Os países nomeiam equipas de “Agentes Especiais”, que geralmente incluem consultores jurídicos de topo ou professores de direito de renome. Israel escolheu o advogado britânico Malcolm Shaw para fazer parte de sua equipe. John Dugard, professor de direito internacional, liderará a equipa da África do Sul.

Na audiência de urgência a partir de 11 de janeiro, as duas equipes apresentarão seus argumentos ao plenário. Todos os 17 juízes estarão à frente do Grande Salão de Justiça da CIJ para ouvir os argumentos de ambos os lados. Quaisquer questões colocadas aos agentes não têm de ser respondidas no local, como num julgamento judicial normal, e podem ser apresentadas por escrito posteriormente. Também não haverá testemunhas, como num caso normal.

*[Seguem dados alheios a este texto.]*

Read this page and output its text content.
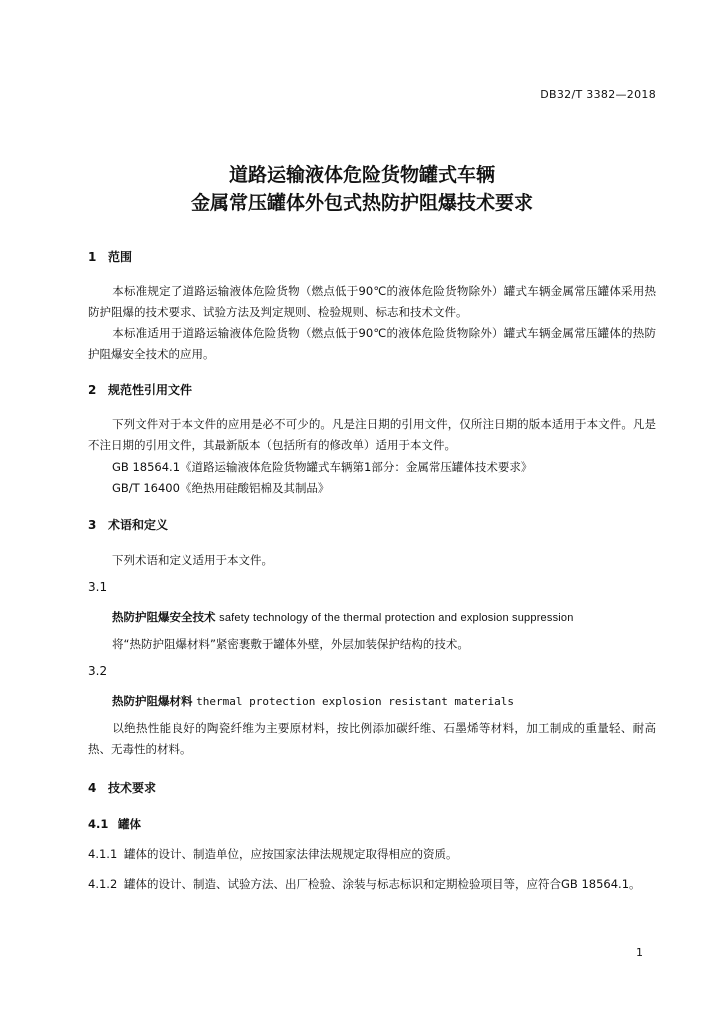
DB32/T 3382—2018
道路运输液体危险货物罐式车辆
金属常压罐体外包式热防护阻爆技术要求
1 范围
本标准规定了道路运输液体危险货物（燃点低于90℃的液体危险货物除外）罐式车辆金属常压罐体采用热防护阻爆的技术要求、试验方法及判定规则、检验规则、标志和技术文件。
本标准适用于道路运输液体危险货物（燃点低于90℃的液体危险货物除外）罐式车辆金属常压罐体的热防护阻爆安全技术的应用。
2 规范性引用文件
下列文件对于本文件的应用是必不可少的。凡是注日期的引用文件，仅所注日期的版本适用于本文件。凡是不注日期的引用文件，其最新版本（包括所有的修改单）适用于本文件。
GB 18564.1《道路运输液体危险货物罐式车辆第1部分：金属常压罐体技术要求》
GB/T 16400《绝热用硅酸铝棉及其制品》
3 术语和定义
下列术语和定义适用于本文件。
3.1
热防护阻爆安全技术 safety technology of the thermal protection and explosion suppression
将“热防护阻爆材料”紧密裹敷于罐体外壁，外层加装保护结构的技术。
3.2
热防护阻爆材料 thermal protection explosion resistant materials
以绝热性能良好的陶瓷纤维为主要原材料，按比例添加碳纤维、石墨烯等材料，加工制成的重量轻、耐高热、无毒性的材料。
4 技术要求
4.1 罐体
4.1.1 罐体的设计、制造单位，应按国家法律法规规定取得相应的资质。
4.1.2 罐体的设计、制造、试验方法、出厂检验、涂装与标志标识和定期检验项目等，应符合GB 18564.1。
1
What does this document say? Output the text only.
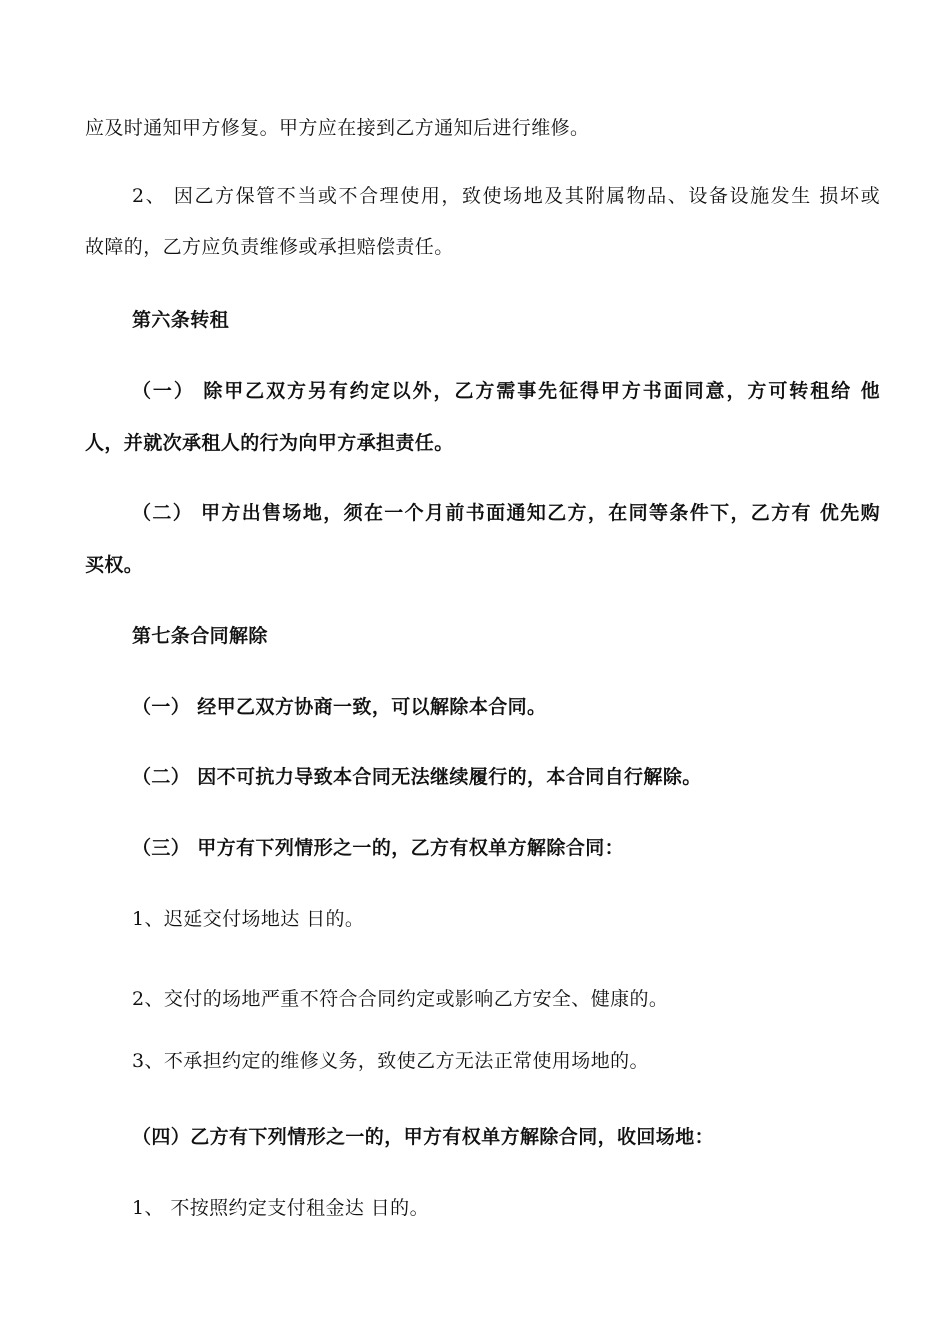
应及时通知甲方修复。甲方应在接到乙方通知后进行维修。
2、 因乙方保管不当或不合理使用，致使场地及其附属物品、设备设施发生 损坏或
故障的，乙方应负责维修或承担赔偿责任。
第六条转租
（一） 除甲乙双方另有约定以外，乙方需事先征得甲方书面同意，方可转租给 他
人，并就次承租人的行为向甲方承担责任。
（二） 甲方出售场地，须在一个月前书面通知乙方，在同等条件下，乙方有 优先购
买权。
第七条合同解除
（一） 经甲乙双方协商一致，可以解除本合同。
（二） 因不可抗力导致本合同无法继续履行的，本合同自行解除。
（三） 甲方有下列情形之一的，乙方有权单方解除合同：
1、迟延交付场地达 日的。
2、交付的场地严重不符合合同约定或影响乙方安全、健康的。
3、不承担约定的维修义务，致使乙方无法正常使用场地的。
（四）乙方有下列情形之一的，甲方有权单方解除合同，收回场地：
1、 不按照约定支付租金达 日的。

Embora a audiência provisória termine dentro de algumas semanas, o caso principal, que determinará se Israel é de facto culpado de cometer genocídio, como afirma a África do Sul, levará tempo. O tribunal com sede em Haia dará a ambas as partes tempo para construir e apresentar argumentos mais detalhados. Várias audiências se seguirão. Depois disso, os juízes farão uma votação e, em seguida, será anunciada a decisão final.INTERATIVO - Signatários da convenção sobre genocídio-1704876407

Como seria um julgamento final?

É difícil prever como os juízes votarão ou que forma uma sentença poderá assumir. Mas se a maioria considerar que Israel está a violar o direito internacional no final dos meses de deliberações, Tel Aviv seria obrigada a fazer o que o TIJ decidir.

As decisões do TIJ são juridicamente vinculativas e não podem ser objeto de recurso. Porém, há uma questão: o tribunal não tem poder real de execução.

Isso poderia ser um problema para a África do Sul. “Há um risco real de que um julgamento adverso não gere conformidade”, observou Becker.

Se Israel não cumprir, a África do Sul pode contactar o Conselho de Segurança da ONU para aplicação. Mas aí, os EUA, o principal apoiante de Israel, têm poder de veto como membro permanente. Washington poderia proteger Israel de punições, como fez várias vezes nesta guerra. Desde 1945, os EUA vetou 34 dos 36 projetos de resolução do Conselho de Segurança da ONU relacionadas com o conflito Israel-Palestina.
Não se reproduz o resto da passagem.